The Moors brought a wealth of information and changes in the land called al-Andalus, modern day Andalusia. They brought irrigation systems to the dry plains and created thriving gardens that produced pomegranates, oranges, lemons, artichokes, cumin, coriander, bananas, almonds, saffron, sugar-cane, cotton, rice, figs, grapes, peaches, apricots and rice. The Moors are also responsible for introducing glasswork, glazed tiles (azulejos), silk weaving and other fine crafts along with making important scientific advances, such as those in theoretical and practical astronomy. Mathematics, the numbers we use today, were from the Arabic Moors. Much of society and culture of modern times can be traced back to occupation and influence of the Moorish culture in Spain.

Due to internal politics and troubles, the Moorish kingdom broke apart in organization in 1212. Smaller (and fragile) kingdoms feuded among each other, marking the beginning of the end of the Moorish occupation of Spain. A "Holy War" took hold and pitted the Muslim Moors against the Christians. This was fueled by the Crusades taking place, to "recapture" the Holy Lands (Jerusalem) from Muslim rule, and stop the advance of Muslim occupation into Christian lands.

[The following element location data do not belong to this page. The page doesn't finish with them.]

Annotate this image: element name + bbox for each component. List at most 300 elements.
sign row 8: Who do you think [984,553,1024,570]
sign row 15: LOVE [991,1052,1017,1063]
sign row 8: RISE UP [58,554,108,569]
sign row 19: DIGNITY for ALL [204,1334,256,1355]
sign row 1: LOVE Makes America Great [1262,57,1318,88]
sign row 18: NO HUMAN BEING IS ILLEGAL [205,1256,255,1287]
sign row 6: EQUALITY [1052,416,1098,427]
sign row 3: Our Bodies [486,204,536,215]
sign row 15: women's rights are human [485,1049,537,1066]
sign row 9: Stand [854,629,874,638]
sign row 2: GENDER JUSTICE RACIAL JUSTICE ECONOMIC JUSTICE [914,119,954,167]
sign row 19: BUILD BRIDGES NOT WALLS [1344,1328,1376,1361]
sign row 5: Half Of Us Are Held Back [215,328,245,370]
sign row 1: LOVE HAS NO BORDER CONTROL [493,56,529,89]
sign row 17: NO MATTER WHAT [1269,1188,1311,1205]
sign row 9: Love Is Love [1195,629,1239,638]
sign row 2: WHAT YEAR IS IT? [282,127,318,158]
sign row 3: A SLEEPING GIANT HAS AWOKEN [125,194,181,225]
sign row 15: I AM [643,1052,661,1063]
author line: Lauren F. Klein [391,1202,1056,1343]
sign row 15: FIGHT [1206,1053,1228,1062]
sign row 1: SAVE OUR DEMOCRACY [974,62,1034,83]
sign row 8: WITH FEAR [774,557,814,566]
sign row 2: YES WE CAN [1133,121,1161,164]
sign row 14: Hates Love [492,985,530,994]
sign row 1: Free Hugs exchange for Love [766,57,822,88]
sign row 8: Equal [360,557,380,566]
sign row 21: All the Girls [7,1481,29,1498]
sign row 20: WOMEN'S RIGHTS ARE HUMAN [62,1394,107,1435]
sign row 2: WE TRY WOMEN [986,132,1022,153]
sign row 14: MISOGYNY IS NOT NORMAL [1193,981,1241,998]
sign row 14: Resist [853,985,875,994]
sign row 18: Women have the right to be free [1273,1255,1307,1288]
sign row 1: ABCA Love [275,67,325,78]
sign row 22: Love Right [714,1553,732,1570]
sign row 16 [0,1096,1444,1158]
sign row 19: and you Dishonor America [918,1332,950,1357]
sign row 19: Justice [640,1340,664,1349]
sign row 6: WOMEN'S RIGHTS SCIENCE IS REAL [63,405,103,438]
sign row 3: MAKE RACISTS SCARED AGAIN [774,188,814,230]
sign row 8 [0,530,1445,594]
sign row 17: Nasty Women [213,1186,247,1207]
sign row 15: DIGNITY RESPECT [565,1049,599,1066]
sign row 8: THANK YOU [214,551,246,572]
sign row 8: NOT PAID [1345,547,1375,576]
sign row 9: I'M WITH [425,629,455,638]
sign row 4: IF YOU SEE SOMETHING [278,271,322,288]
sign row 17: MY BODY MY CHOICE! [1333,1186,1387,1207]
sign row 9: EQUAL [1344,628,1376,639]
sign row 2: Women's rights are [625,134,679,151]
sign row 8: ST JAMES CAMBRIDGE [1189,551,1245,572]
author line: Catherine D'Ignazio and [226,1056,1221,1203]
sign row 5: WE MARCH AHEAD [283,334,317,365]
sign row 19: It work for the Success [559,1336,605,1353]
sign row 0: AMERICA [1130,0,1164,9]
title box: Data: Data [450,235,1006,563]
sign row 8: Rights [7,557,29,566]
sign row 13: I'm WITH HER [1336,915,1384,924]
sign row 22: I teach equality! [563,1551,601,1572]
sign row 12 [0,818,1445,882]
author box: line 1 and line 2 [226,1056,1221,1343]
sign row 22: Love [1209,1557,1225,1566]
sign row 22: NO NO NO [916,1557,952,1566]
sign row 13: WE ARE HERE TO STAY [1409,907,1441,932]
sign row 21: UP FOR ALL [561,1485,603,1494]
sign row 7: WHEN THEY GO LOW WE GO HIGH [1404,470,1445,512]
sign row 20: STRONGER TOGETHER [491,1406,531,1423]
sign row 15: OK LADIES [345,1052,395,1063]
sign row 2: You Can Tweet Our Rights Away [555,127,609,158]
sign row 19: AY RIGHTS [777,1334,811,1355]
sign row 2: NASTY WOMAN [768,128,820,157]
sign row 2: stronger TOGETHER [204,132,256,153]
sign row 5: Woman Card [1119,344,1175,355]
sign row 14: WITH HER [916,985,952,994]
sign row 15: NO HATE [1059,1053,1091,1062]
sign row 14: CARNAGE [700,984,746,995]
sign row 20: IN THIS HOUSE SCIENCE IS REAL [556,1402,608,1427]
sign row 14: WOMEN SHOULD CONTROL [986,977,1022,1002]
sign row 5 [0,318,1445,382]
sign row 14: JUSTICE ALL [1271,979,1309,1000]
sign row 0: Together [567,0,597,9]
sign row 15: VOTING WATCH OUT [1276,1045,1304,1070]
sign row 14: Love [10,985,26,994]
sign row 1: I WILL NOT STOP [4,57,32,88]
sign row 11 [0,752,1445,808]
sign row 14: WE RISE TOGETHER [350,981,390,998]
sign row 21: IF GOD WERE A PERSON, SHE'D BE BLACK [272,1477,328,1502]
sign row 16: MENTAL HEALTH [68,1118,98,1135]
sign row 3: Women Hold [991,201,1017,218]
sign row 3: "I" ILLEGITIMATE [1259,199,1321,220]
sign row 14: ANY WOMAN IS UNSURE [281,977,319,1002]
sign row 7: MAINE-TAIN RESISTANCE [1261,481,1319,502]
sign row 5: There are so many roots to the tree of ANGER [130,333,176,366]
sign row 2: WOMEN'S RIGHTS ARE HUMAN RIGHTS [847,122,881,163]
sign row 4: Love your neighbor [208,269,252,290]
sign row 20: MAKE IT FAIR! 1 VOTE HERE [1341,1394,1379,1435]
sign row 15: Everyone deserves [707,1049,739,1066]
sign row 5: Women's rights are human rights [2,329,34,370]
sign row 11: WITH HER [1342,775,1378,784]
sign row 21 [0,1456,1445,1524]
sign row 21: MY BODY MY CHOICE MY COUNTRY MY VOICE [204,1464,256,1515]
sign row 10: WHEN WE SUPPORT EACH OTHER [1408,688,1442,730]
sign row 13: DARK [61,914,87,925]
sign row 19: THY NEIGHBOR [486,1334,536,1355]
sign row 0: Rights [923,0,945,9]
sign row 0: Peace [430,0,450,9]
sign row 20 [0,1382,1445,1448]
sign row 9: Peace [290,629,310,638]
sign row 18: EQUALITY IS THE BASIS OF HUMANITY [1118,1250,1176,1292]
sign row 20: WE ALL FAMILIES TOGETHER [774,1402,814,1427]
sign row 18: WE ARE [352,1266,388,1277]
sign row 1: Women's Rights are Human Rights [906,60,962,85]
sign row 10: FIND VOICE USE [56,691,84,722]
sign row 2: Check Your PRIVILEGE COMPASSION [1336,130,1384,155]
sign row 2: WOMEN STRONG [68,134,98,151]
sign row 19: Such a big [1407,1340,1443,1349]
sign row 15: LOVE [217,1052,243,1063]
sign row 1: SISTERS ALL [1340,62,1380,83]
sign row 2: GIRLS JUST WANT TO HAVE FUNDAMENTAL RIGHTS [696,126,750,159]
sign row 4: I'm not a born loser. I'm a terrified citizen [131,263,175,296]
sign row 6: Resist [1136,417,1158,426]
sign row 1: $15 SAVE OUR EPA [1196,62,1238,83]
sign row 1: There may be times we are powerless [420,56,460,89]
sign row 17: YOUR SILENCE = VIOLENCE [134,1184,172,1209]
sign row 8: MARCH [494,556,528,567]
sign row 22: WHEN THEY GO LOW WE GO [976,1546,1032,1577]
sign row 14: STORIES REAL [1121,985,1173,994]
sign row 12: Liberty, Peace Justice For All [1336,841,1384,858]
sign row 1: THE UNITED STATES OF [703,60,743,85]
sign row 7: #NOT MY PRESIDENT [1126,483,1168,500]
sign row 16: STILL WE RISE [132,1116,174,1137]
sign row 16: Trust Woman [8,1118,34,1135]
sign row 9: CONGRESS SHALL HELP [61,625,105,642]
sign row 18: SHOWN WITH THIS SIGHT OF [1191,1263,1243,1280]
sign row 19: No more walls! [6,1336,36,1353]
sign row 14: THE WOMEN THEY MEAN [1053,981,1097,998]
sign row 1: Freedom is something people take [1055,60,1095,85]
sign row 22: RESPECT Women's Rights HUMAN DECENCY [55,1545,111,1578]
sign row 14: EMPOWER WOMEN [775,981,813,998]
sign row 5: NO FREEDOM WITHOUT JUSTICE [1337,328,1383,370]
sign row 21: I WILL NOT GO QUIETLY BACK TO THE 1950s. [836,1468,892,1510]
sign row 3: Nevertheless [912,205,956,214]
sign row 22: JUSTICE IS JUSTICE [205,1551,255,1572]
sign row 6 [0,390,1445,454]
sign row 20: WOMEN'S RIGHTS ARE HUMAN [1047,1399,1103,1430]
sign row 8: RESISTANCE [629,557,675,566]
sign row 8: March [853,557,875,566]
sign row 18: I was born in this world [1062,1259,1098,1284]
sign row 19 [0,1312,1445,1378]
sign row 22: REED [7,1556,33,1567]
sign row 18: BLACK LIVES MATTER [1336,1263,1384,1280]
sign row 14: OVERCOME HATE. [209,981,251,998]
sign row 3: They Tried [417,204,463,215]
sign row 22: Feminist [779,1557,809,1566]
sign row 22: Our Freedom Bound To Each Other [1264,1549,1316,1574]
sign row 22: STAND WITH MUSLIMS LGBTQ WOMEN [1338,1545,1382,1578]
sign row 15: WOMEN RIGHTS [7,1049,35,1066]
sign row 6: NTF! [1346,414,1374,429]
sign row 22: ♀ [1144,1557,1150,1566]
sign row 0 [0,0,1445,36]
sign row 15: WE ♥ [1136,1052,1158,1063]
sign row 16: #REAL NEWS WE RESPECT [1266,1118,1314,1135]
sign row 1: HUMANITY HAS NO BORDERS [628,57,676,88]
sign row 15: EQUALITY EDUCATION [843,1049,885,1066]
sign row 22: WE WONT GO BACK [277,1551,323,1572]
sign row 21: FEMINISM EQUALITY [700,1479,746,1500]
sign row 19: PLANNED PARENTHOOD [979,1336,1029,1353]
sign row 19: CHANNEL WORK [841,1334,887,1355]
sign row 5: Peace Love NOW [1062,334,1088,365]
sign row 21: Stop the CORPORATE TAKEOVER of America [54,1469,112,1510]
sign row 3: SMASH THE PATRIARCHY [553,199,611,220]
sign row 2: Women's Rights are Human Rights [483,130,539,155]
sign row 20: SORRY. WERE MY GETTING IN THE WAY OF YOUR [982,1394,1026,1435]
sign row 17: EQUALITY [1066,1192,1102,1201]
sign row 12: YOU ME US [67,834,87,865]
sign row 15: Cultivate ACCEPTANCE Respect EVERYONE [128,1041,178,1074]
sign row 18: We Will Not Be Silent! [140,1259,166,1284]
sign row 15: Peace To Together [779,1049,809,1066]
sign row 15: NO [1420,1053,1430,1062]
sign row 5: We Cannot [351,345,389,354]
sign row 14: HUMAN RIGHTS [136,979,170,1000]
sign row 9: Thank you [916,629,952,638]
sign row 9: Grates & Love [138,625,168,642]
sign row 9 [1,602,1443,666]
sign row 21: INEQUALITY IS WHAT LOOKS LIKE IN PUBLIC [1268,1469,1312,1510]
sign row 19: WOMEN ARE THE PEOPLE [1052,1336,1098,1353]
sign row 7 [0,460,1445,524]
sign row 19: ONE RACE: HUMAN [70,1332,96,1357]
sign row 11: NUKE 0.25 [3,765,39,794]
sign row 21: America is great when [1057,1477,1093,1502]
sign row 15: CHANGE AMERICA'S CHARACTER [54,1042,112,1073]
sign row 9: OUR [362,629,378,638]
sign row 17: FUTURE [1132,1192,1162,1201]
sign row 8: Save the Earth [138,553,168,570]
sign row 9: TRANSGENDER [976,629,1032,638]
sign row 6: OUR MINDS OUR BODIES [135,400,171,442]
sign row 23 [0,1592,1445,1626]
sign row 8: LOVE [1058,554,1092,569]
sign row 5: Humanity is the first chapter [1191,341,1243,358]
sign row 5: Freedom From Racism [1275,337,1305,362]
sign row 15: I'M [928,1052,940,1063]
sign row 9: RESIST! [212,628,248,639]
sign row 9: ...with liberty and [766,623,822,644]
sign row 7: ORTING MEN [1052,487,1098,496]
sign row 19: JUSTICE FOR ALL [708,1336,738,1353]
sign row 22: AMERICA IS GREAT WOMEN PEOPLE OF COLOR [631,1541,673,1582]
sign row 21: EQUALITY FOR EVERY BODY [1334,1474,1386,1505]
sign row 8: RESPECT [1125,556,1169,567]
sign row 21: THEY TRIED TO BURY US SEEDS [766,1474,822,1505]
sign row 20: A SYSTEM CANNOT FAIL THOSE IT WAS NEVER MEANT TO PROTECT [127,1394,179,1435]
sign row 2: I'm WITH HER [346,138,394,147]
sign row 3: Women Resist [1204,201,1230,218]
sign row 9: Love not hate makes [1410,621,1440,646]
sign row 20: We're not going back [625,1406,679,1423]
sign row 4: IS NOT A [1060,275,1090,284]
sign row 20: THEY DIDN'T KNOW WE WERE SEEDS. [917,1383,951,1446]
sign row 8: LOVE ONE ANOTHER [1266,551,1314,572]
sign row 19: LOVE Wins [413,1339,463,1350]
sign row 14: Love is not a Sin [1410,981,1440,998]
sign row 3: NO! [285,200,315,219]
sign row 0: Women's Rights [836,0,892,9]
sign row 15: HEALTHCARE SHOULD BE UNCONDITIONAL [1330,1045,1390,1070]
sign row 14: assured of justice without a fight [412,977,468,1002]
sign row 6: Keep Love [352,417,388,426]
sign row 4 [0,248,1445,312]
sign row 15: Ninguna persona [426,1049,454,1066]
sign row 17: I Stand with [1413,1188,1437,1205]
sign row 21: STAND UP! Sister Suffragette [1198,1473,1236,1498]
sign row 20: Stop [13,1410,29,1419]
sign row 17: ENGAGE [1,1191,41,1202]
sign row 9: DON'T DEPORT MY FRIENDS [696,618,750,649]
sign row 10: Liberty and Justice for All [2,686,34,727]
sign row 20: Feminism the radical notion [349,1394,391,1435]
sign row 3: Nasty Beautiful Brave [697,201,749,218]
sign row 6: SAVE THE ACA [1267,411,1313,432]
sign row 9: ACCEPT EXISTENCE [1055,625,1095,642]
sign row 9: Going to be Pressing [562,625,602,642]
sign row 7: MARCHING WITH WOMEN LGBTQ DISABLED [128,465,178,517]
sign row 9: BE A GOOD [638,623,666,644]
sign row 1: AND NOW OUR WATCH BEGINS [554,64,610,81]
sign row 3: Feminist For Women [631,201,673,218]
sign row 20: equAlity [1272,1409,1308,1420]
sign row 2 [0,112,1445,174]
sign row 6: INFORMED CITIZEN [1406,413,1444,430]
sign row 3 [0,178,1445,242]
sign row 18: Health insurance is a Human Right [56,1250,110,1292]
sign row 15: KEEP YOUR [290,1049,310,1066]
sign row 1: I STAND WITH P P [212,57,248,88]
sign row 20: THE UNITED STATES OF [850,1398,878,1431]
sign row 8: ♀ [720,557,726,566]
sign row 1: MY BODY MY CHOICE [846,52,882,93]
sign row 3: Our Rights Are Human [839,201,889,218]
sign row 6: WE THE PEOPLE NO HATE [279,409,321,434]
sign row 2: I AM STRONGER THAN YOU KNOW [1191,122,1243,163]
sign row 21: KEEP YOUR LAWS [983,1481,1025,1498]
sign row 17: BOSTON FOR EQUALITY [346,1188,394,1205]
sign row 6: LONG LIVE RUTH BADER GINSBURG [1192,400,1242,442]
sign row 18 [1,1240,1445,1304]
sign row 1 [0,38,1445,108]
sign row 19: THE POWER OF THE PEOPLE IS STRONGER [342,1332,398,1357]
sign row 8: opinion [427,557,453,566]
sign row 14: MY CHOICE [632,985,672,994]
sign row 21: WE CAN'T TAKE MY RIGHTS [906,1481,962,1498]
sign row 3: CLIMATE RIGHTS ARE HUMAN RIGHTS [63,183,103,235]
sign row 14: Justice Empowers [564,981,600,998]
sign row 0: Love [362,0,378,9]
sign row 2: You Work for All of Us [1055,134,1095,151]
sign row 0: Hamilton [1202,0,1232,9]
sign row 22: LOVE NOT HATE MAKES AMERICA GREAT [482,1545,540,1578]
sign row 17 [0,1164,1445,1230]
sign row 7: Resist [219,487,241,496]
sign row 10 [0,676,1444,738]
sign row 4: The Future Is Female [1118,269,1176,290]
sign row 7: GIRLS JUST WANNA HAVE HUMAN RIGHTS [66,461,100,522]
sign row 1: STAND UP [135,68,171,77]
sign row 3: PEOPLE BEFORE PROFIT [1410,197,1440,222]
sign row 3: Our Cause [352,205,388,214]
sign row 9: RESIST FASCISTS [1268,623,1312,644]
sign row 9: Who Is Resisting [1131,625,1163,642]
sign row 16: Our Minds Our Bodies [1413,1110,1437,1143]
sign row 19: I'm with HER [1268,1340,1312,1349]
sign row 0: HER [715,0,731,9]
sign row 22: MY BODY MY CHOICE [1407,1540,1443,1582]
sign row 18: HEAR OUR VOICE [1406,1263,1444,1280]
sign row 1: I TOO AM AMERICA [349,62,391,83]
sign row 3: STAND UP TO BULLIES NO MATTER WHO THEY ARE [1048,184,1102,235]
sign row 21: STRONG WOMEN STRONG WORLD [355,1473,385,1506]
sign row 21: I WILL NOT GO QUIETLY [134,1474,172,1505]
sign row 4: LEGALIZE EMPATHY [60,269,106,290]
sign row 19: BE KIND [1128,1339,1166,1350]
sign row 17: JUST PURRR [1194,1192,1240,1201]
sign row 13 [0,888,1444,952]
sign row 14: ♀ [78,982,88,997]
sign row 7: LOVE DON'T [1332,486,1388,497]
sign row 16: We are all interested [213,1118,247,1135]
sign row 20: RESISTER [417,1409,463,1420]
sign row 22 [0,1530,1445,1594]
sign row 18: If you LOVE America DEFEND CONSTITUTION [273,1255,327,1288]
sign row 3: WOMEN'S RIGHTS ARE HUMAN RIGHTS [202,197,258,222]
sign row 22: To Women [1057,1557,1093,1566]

In 1492, the kingdom of Granada was captured by King Ferdinand and Queen Isabella’s troops, thus the final defeat of the Moors. Those Moors who refused to abandon their religious beliefs were killed or exiled. It was not the strength of Christianity that finally defeated the Moors. Much like that which caused the fall of the Roman Empire, it was the disorganization and internal strife within the ranks that spelled the end to the Moorish occupation of Spain. Their influences and stamp upon the culture, people and land will never be forgotten.

Marianne LaCroix
LORD SANCHO - Available now from The Dark Castle Lords
SEA HAWK'S MISTRESS - Coming July 18 from Ellora's Cave


Morag McKendrick Pippin said...

Very interesting! I always watch this when it's on the History Channel.

lacey kaye said...

Thank you for the post! I'm sold :-)

Michelle Monkou said...

Glad you did this. My very first historical romance was a Morisco (converted Moor)and a Spanish nobleman. I got so many rejections. As as soon as they heard Moor, it was as if the Apocalypse had occurred. I laid it to rest and went contemporary. But that is still the story of my heart.

Michelle Monkou

carrie_lofty said...

Argh, the sequel to my WIP will be set in Moorish Spain. Drat publishers ;)

Marianne LaCroix said...

You know, with the upswing of more interracial and multicultural romance, I think historicals set in this time period will have a market. I really do. I wish I could remember who was taking multicultural historicals....maybe Dorchester? To be honest, I will believe a Moorish Spain set historical over an American Western set historical featuring black characters. Know what I mean?

And for the record, I had an agent *specifically* ask to read LORD SANCHO because of the Moorish history tied to it. I'll let you all know how that goes.

Jacquie said...

I don't have any problem with reading black people in the Old West. At least 25% of the cowboys were black, driven from their homes by the Civil War, and in fact anglos made up less than 50% of the drovers. Plus, the man who invented the modern sport of steer wrestling was Bill Pickett, a black man. Granted, most black men took the money they made back East with them to support their families, but they played a powerful role in building the Old West.

And don't forget the women. They had just as colorful role in the brothels as white women did, and some made a LOT of money.

Then, of course, there's Morgan Freeman in Unforgiven. Awesome, and a very believable character.

And hey, I'm interested in the Moors of Spain, too. I've always wondered about them and their connection with the Basque population.